Discrete optimization over graph problems
AuthorDe Uña, Diego
AffiliationComputing and Information Systems
Document TypePhD thesis
Access StatusOpen Access
© 2018 Dr Diego De Uña
Discrete optimization problems are ubiquitous both in industry and theoretical computer science. They appear in a wide range of fields, such as manufacturing, planning, packing, design and scheduling. It is often the case that the problem at hand is in the form of a graph, or can be represented as such. It is therefore natural to have an interest in tackling this specific kind of problems. In this thesis we mainly use Constraint Programming as a technology to solve discrete optimization problems over graphs. We identify substructures that occur repeatedly in different problems that are usually tackled using Constraint Programming. We then study these combinatorial substructures to develop advanced algorithms within Constraint Programming solvers that attempt to drastically reduce the time spent by solvers on the problem. These are called propagators, and this thesis explores a series of them that deal with graph structures. All these algorithms have been implemented and different set of experiments show the value of each one of them. We also investigate the use of graphical structures not as a tool to represent the model, but rather as a tool within a Constraint Programming solver to increase its performance when tackling highly constrained problems. We do so through the use of Multi-valued Decision Diagrams (MDD) and Deterministic Decomposable Negation Normal Form Formulae (d-DNNF) for which propagators already exist. Our work on this focuses on improving the model provided by a user of the solver, by preprocessing parts of it in the hope of decreasing the total runtime.
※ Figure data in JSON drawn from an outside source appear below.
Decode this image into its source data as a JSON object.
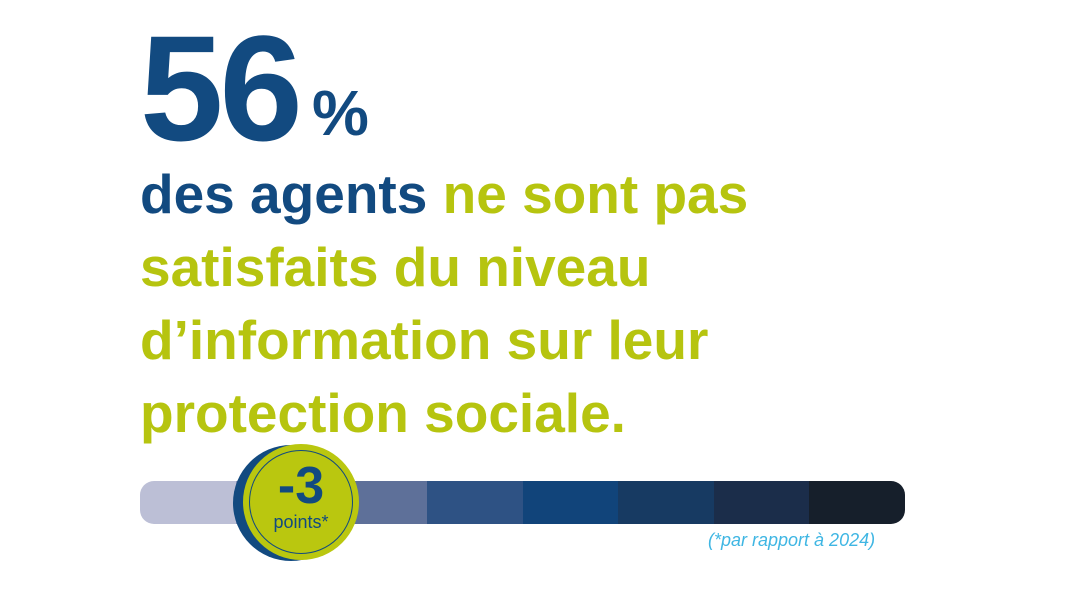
{
  "headline": {
    "value": "56",
    "unit": "%"
  },
  "statement": {
    "highlight": "des agents",
    "rest": " ne sont pas satisfaits du niveau d’information sur leur protection sociale."
  },
  "badge": {
    "change": "-3",
    "label": "points*"
  },
  "footnote": "(*par rapport à 2024)",
  "colors": {
    "primary_blue": "#124a80",
    "accent_green": "#b6c40f",
    "footnote_blue": "#3fb6e3",
    "scale": [
      "#bcbfd6",
      "#8a93b8",
      "#5e7099",
      "#2e5284",
      "#11447a",
      "#173a62",
      "#1b2d4a",
      "#161f2b"
    ]
  }
}
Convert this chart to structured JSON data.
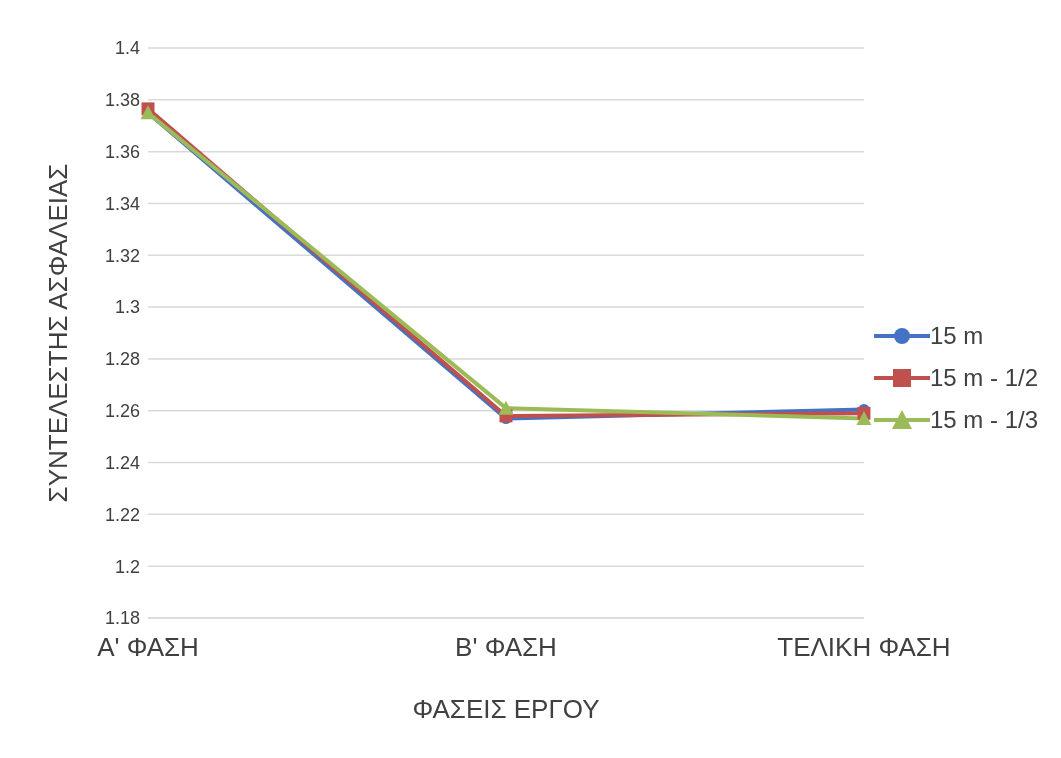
{
  "chart_data": {
    "type": "line",
    "xlabel": "ΦΑΣΕΙΣ ΕΡΓΟΥ",
    "ylabel": "ΣΥΝΤΕΛΕΣΤΗΣ ΑΣΦΑΛΕΙΑΣ",
    "categories": [
      "Α' ΦΑΣΗ",
      "Β' ΦΑΣΗ",
      "ΤΕΛΙΚΗ ΦΑΣΗ"
    ],
    "series": [
      {
        "name": "15 m",
        "color": "#4472c4",
        "marker": "circle",
        "values": [
          1.375,
          1.257,
          1.2605
        ]
      },
      {
        "name": "15 m - 1/2",
        "color": "#c0504d",
        "marker": "square",
        "values": [
          1.3765,
          1.258,
          1.259
        ]
      },
      {
        "name": "15 m - 1/3",
        "color": "#9bbb59",
        "marker": "triangle",
        "values": [
          1.375,
          1.261,
          1.257
        ]
      }
    ],
    "ylim": [
      1.18,
      1.4
    ],
    "yticks": [
      1.18,
      1.2,
      1.22,
      1.24,
      1.26,
      1.28,
      1.3,
      1.32,
      1.34,
      1.36,
      1.38,
      1.4
    ],
    "grid": "y",
    "legend": "right",
    "line_style": "solid"
  }
}
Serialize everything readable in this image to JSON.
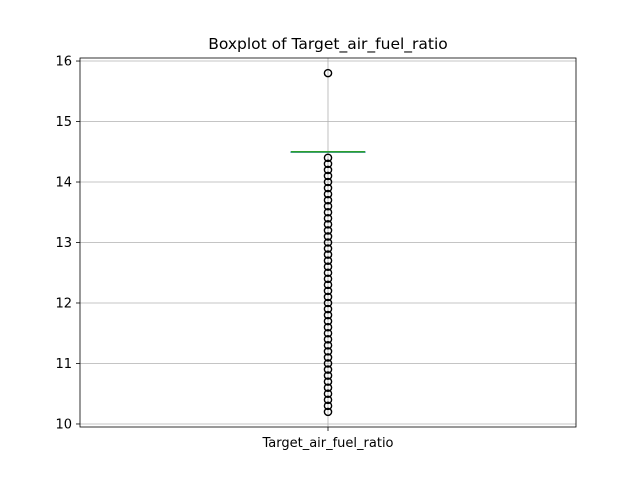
{
  "chart_data": {
    "type": "boxplot",
    "title": "Boxplot of Target_air_fuel_ratio",
    "categories": [
      "Target_air_fuel_ratio"
    ],
    "ylim": [
      9.95,
      16.05
    ],
    "yticks": [
      10,
      11,
      12,
      13,
      14,
      15,
      16
    ],
    "ytick_labels": [
      "10",
      "11",
      "12",
      "13",
      "14",
      "15",
      "16"
    ],
    "grid": true,
    "box": {
      "min": 14.5,
      "q1": 14.5,
      "median": 14.5,
      "q3": 14.5,
      "max": 14.5
    },
    "outliers": [
      10.2,
      10.3,
      10.4,
      10.5,
      10.6,
      10.7,
      10.8,
      10.9,
      11.0,
      11.1,
      11.2,
      11.3,
      11.4,
      11.5,
      11.6,
      11.7,
      11.8,
      11.9,
      12.0,
      12.1,
      12.2,
      12.3,
      12.4,
      12.5,
      12.6,
      12.7,
      12.8,
      12.9,
      13.0,
      13.1,
      13.2,
      13.3,
      13.4,
      13.5,
      13.6,
      13.7,
      13.8,
      13.9,
      14.0,
      14.1,
      14.2,
      14.3,
      14.4,
      15.8
    ],
    "colors": {
      "median": "#2ca02c",
      "box": "#1f77b4",
      "grid": "#b0b0b0",
      "outlier": "#000000"
    }
  }
}
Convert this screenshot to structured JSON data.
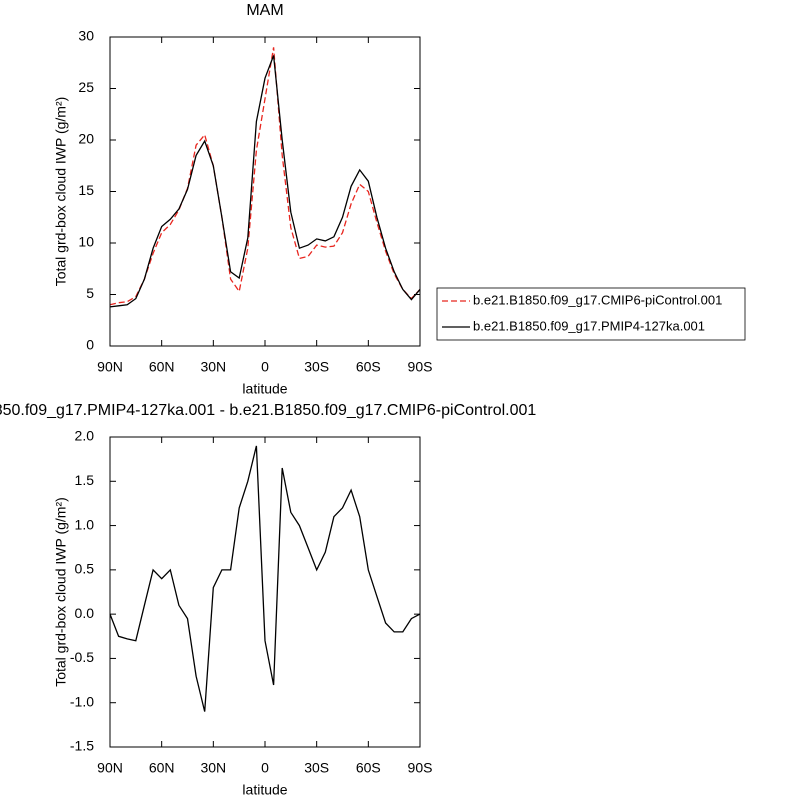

Additionally, we identified a graph problem in the field of computational sustainability for which Constraint Programming solvers were not adequate. In order to solve this problem, we developed a completely new Local Search algorithm that was specifically designed for it. The common thread between all components of this thesis are graphs and discrete optimization. We have looked at how to improve Constraint Programming technology to solve discrete problems containing graphs, how to use graphs within Constraint Programming to solve any discrete problem, and lastly, how to tackle discrete graph problems when Constraint Programming is not an adequate tool.